Au chapitre 12 de ses Avantures d'Italie, « après avoir montré l'excellence de son burlesque, pour faire voir le danger qu'il y a de vouloir grimper sur le Parnasse sans la licence d'Apollon, Dassoucy fait une plaisante description de quatre poètes fous ». Ragueneau est l'un d'eux.



Mais qui peut mieux authentiquer cette folie authentique [faire des vers] que le pauvre défunt Ragueneau? Ragueneau connu de tout le Parnasse, Ragueneau aimé de tous les poètes, et chérit de tous les comédiens.

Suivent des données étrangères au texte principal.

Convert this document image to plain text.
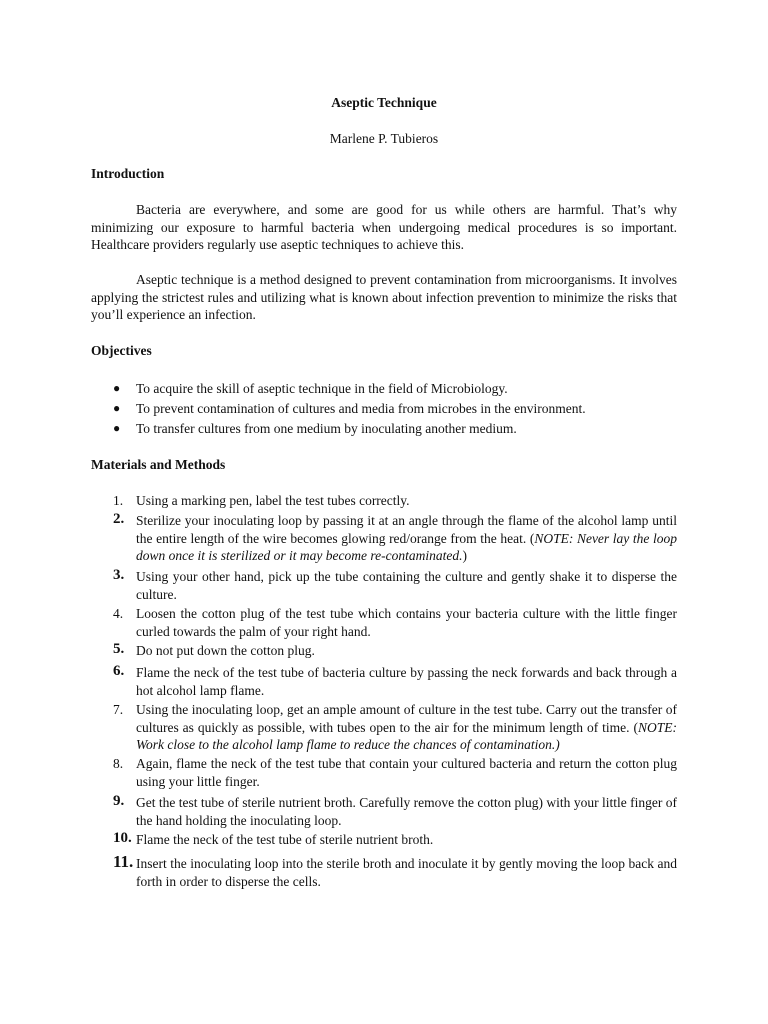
Aseptic Technique
Marlene P. Tubieros
Introduction

Bacteria are everywhere, and some are good for us while others are harmful. That’s why minimizing our exposure to harmful bacteria when undergoing medical procedures is so important. Healthcare providers regularly use aseptic techniques to achieve this.

Aseptic technique is a method designed to prevent contamination from microorganisms. It involves applying the strictest rules and utilizing what is known about infection prevention to minimize the risks that you’ll experience an infection.

Objectives
● To acquire the skill of aseptic technique in the field of Microbiology.
● To prevent contamination of cultures and media from microbes in the environment.
● To transfer cultures from one medium by inoculating another medium.
Materials and Methods
1. Using a marking pen, label the test tubes correctly.
2. Sterilize your inoculating loop by passing it at an angle through the flame of the alcohol lamp until the entire length of the wire becomes glowing red/orange from the heat. (NOTE: Never lay the loop down once it is sterilized or it may become re-contaminated.)
3. Using your other hand, pick up the tube containing the culture and gently shake it to disperse the culture.
4. Loosen the cotton plug of the test tube which contains your bacteria culture with the little finger curled towards the palm of your right hand.
5. Do not put down the cotton plug.
6. Flame the neck of the test tube of bacteria culture by passing the neck forwards and back through a hot alcohol lamp flame.
7. Using the inoculating loop, get an ample amount of culture in the test tube. Carry out the transfer of cultures as quickly as possible, with tubes open to the air for the minimum length of time. (NOTE: Work close to the alcohol lamp flame to reduce the chances of contamination.)
8. Again, flame the neck of the test tube that contain your cultured bacteria and return the cotton plug using your little finger.
9. Get the test tube of sterile nutrient broth. Carefully remove the cotton plug) with your little finger of the hand holding the inoculating loop.
10. Flame the neck of the test tube of sterile nutrient broth.
11. Insert the inoculating loop into the sterile broth and inoculate it by gently moving the loop back and forth in order to disperse the cells.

Enfin ce fameux pâtissier Ragueneau, qui, avec six garçons dans sa boutique, travaillant sans cesse auprès d'un feu continuel dans un four achalandé, faisait la nique à tous les pâtissiers de Paris; ce fameux pâtissier Ragueneau, qui ne faisait pleuvoir sur le Parnasse que des pâtés de godiveau. Ce père nourricier des Muses, après avoir bien nourri ces ingrates filles, hélas ! qu'est-il devenu ? C'est à vous, Beïs, que je le demande, qui lui inspirâtes la folie de faire des vers ; vous, Beïs, qui nous avez ravi le plus excellent pâtissier de Paris, pour en faire le plus méchant poète de l'univers. C'est vous, barbare, qui répondrez un jour dans la vallée de Josaphat, non seulement de tout l'encre et de tout le papier qu'il a gâté dans ce bas territoire, mais encore de tous les pâtés que (sans comprendre ceux que le Parnasse lui a escroqués) vous lui avez mangés à la gueule du four. Oui, Beïs, vous rendrez compte un jour de ce pauvre innocent car enfin c'était le meilleur homme du monde, il faisait crédit à tout le Parnasse ; et quand on n'avait point d'argent, il était trop payé, trop satisfait, et trop content quand seulement d'un petit clin d'oeil on daignait applaudir à ses ouvrages. Je me souviens que, pour avoir eu la patience d'écouter l'une de ses Odes pindariques, il me fit crédit plus de trois mois sans me demander jamais un sol.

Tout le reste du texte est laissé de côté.